In re the Estate of Kennedy

S. Samuel Di Falco, S.

In this accounting proceeding the executors present for determination a question involving construction of Clauses Fourteenth and Fifteenth of testatrix’ will executed in 1948.

*393In Clause Fourteenth, she provided for a trust of $5,000 for the benefit of her nephew William C. Laprese, the income to be paid to him during his lifetime, with power in the trustees to invade principal for his benefit, and the remainder to be paid to the distributees of the testatrix “ then surviving In Clause Fifteenth, the testatrix provided that her residuary estate be divided into 14 equal parts. Two equal parts, thereof, were to be added to the trust set up in Clause Fourteenth for the benefit of William C. Laprese, and were to be disposed of in accordance with the terms and conditions of Clause Fourteenth. The residuary Clause Fifteenth further says: “In the event that any of the residuary legacies hereinabove made shall lapse for any reason, the said share or shares which shall so lapse shall be divided among and between those above named who shall be entitled to my residuary estate at my death in the proportion that the share of each as set forth above bears to the total shares as set forth above exclusive of the lapsed share or shares.”

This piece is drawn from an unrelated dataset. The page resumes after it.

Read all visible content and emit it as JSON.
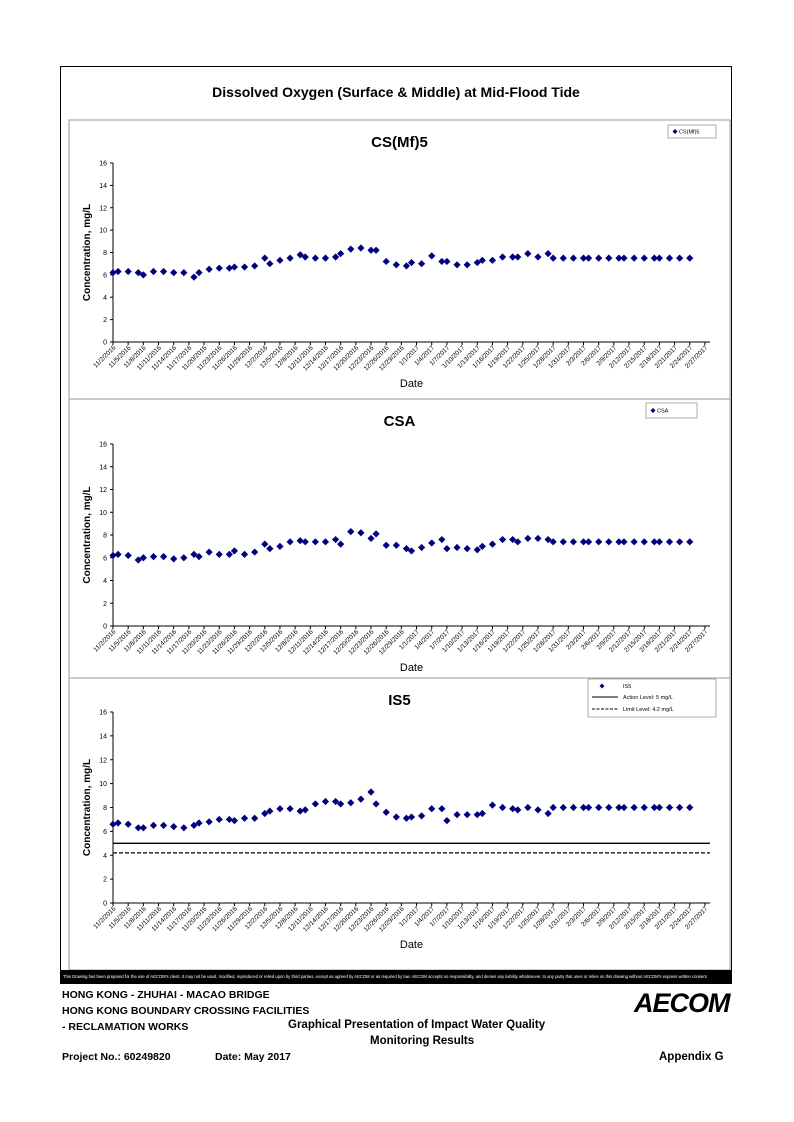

The testatrix died in 1958 leaving as surviving distributees two nieces and one nephew. William C. Laprese, the income beneficiary named in the above clauses, predeceased the testatrix. The construction question presented for determination is whether the trust created by Clause Fourteenth lapsed, in which event $5,000 and two fourteenths of the residuary under Clause Fifteenth is payable to the residuary legatees; or whether the fact of death of the income beneficiary does not affect the validity of the remainders limited upon his life, and that in such event the remainder is payable among the remaindermen named by the testatrix; to wit, her distributees.

The court finds that the latter conclusion is correct, with which the authorities are in accord without exception (Restatement, Property, § 230; Norris v. Beyea, 13 N. Y. 273; Matter of Fordham, 235 N. Y. 384; Matter of Bostwick, 236 N. Y. 242; Matter of Blumenthal, 124 Misc. 850).

The general rule as set forth in section 230 of the Restatement of the Law of Property is: “ When an attempted prior interest fails because it is, in terms, created to last for a restricted time only, which time has expired at or prior to the time when the conveyance becomes operative, then, in the absence of a manifestation of a contrary intent, the interests limited subsequent to such attempted prior interest take effect as if no such prior interest had been limited in the creating instrument.”

The special guardian for infant residuary legatees, who are not distributees, urges that in this will there is ‘ ‘ manifestation of a contrary intent ”. This intent the court cannot here find.

*394There is no need for the court to find a gift by implication to the residuary legatees where the will expresses a gift in general or absolute terms to designated persons namely the testatrix’ distributees, where the primary gift is terminated by some unforeseen event. An estate in remainder is not rendered ineffectual by the death of the life tenant during the testator’s lifetime. The remainder takes effect at the testator’s death. A devise limited to take effect upon termination of a precedent estate is not defeated by the lapse of the prior estate. (United States Trust Co. v. Hogencamp, 191 N. Y. 281.)

The intention of the testatrix is clear. She expressly directed that upon the death of the life beneficiary the bequest go to her distributees. No contrary intent may be read into this will by implication. There is much law to the effect that the death of the life tenant before the testatrix does not effect the rights of remaindermen except to accelerate and effectuate the remainder both in vesting and enjoyment at the death of the testatrix. (Matter of Fordham, supra.)

Attorneys ’ fees are fixed and allowed in the amount requested for all services rendered and to be rendered to this estate including the entry of the decree hereon. Allowable disbursements may be taxed upon settlement on notice of a decree on accounting in accordance with this decision.